Biden has also pushed for more liberal policies he hasn’t been able to get. The Supreme Court struck down his huge effort at student debt forgiveness, forcing Biden to adopt a Plan B that’s far less ambitious. Biden wanted Congress to raise taxes on businesses and the wealthy and roll out a bevy of social programs, but the votes weren’t there. Congress has essentially prevented Biden from being more liberal.
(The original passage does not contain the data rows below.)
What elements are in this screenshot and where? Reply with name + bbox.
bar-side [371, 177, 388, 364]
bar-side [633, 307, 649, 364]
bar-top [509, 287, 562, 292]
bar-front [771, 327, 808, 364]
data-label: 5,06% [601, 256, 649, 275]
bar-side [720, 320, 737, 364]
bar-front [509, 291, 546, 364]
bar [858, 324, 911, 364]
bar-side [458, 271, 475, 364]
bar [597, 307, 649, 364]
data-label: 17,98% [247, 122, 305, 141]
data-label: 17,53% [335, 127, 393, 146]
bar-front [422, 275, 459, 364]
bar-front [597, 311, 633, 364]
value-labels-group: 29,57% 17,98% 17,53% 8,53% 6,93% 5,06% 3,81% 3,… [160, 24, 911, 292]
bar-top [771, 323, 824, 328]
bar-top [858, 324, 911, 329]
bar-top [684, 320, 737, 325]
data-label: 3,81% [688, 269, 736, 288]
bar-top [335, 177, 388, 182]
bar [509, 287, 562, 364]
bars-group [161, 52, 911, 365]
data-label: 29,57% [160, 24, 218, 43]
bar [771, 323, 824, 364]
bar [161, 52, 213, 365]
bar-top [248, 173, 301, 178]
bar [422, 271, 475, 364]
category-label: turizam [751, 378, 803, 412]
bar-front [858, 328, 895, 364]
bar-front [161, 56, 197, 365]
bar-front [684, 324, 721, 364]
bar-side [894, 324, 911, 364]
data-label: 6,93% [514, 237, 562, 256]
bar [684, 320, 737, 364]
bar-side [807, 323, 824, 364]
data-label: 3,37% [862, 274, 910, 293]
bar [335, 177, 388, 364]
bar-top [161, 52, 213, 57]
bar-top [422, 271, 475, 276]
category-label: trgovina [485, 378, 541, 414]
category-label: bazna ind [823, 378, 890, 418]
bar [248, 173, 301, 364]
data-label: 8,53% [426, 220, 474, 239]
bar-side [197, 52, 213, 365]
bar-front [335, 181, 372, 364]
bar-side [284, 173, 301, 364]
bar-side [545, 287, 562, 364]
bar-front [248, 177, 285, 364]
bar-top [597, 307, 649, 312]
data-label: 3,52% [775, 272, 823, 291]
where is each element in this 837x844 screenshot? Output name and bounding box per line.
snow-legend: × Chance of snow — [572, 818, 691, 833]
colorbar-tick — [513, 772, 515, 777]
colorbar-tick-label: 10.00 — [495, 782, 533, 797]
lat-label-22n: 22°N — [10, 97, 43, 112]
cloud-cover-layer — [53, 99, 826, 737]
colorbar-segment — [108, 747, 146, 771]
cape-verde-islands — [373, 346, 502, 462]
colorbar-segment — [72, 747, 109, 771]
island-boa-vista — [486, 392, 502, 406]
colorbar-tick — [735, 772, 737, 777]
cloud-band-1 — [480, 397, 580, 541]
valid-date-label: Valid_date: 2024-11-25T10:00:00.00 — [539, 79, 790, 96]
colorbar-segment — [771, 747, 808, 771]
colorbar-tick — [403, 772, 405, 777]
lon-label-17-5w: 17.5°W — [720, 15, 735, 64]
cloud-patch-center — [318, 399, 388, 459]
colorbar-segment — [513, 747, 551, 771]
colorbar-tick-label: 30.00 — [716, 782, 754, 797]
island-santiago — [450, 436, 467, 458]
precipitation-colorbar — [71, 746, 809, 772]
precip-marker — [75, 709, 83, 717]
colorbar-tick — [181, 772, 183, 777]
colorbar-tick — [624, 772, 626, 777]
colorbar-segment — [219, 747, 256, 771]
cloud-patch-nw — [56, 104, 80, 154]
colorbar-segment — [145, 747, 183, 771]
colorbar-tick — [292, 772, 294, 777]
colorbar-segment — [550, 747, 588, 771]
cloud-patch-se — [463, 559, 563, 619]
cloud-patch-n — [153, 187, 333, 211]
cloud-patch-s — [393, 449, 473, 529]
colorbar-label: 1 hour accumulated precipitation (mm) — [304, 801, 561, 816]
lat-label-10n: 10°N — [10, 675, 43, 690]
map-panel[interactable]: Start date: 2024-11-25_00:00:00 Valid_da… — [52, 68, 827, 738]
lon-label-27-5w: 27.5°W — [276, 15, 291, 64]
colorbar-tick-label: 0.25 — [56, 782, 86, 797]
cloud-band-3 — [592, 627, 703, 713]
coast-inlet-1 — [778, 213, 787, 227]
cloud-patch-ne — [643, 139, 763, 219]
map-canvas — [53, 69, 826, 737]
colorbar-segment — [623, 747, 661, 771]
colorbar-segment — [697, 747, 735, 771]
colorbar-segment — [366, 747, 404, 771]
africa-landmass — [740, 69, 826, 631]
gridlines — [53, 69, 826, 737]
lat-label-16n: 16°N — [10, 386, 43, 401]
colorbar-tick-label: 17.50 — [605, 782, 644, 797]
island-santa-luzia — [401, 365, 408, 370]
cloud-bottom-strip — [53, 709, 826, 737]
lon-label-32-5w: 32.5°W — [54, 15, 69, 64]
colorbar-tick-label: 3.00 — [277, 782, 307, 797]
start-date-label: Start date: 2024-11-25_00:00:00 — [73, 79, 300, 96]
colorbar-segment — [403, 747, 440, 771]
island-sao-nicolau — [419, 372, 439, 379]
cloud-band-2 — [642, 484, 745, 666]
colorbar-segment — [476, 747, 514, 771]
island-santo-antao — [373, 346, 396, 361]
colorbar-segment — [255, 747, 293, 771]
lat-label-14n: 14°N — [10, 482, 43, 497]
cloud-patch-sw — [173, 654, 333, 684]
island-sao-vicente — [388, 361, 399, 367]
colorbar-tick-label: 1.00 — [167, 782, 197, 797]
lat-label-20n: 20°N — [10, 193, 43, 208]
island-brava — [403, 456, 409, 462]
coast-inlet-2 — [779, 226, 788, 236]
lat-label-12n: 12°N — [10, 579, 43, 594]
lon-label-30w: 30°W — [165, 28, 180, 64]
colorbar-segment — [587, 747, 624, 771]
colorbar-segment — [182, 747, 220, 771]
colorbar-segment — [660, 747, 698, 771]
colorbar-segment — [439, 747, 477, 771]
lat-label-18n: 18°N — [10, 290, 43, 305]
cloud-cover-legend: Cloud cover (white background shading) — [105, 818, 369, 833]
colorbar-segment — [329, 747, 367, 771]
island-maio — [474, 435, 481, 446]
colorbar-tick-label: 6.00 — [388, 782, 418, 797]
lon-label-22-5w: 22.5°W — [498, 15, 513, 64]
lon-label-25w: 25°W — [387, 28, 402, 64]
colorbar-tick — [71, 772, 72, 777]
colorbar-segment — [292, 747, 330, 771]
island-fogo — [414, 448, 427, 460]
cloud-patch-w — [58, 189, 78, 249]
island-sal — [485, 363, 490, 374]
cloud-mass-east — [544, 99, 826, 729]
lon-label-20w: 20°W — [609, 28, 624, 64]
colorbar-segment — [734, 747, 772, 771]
It’s also true that the traditional concepts of liberal, conservative, and centrist politics are shifting, with Biden himself powering some of the change. Biden signed into law massive tax credits to subsidize new investments in certain sectors of the economy, a form of “corporate welfare” Republicans often stand accused of. Yet Biden is doing it to speed the transition from carbon energy to renewables, a liberal priority.
Republicans, meanwhile, attack businesses for being too “woke” and liberal on social issues, sometimes trying to strong-arm firms into adopting more conservative policies. That’s government intrusion. Biden is laissez-faire by comparison. Republicans also attack the FBI and other law enforcement agencies for investigating or prosecuting Trump and other conservatives, despite clear evidence of wrongdoing. That has left Democrats standing as the law-and-order party, by default. If the fog of politics leaves some voters thinking Biden is the man in the middle, he probably won’t complain.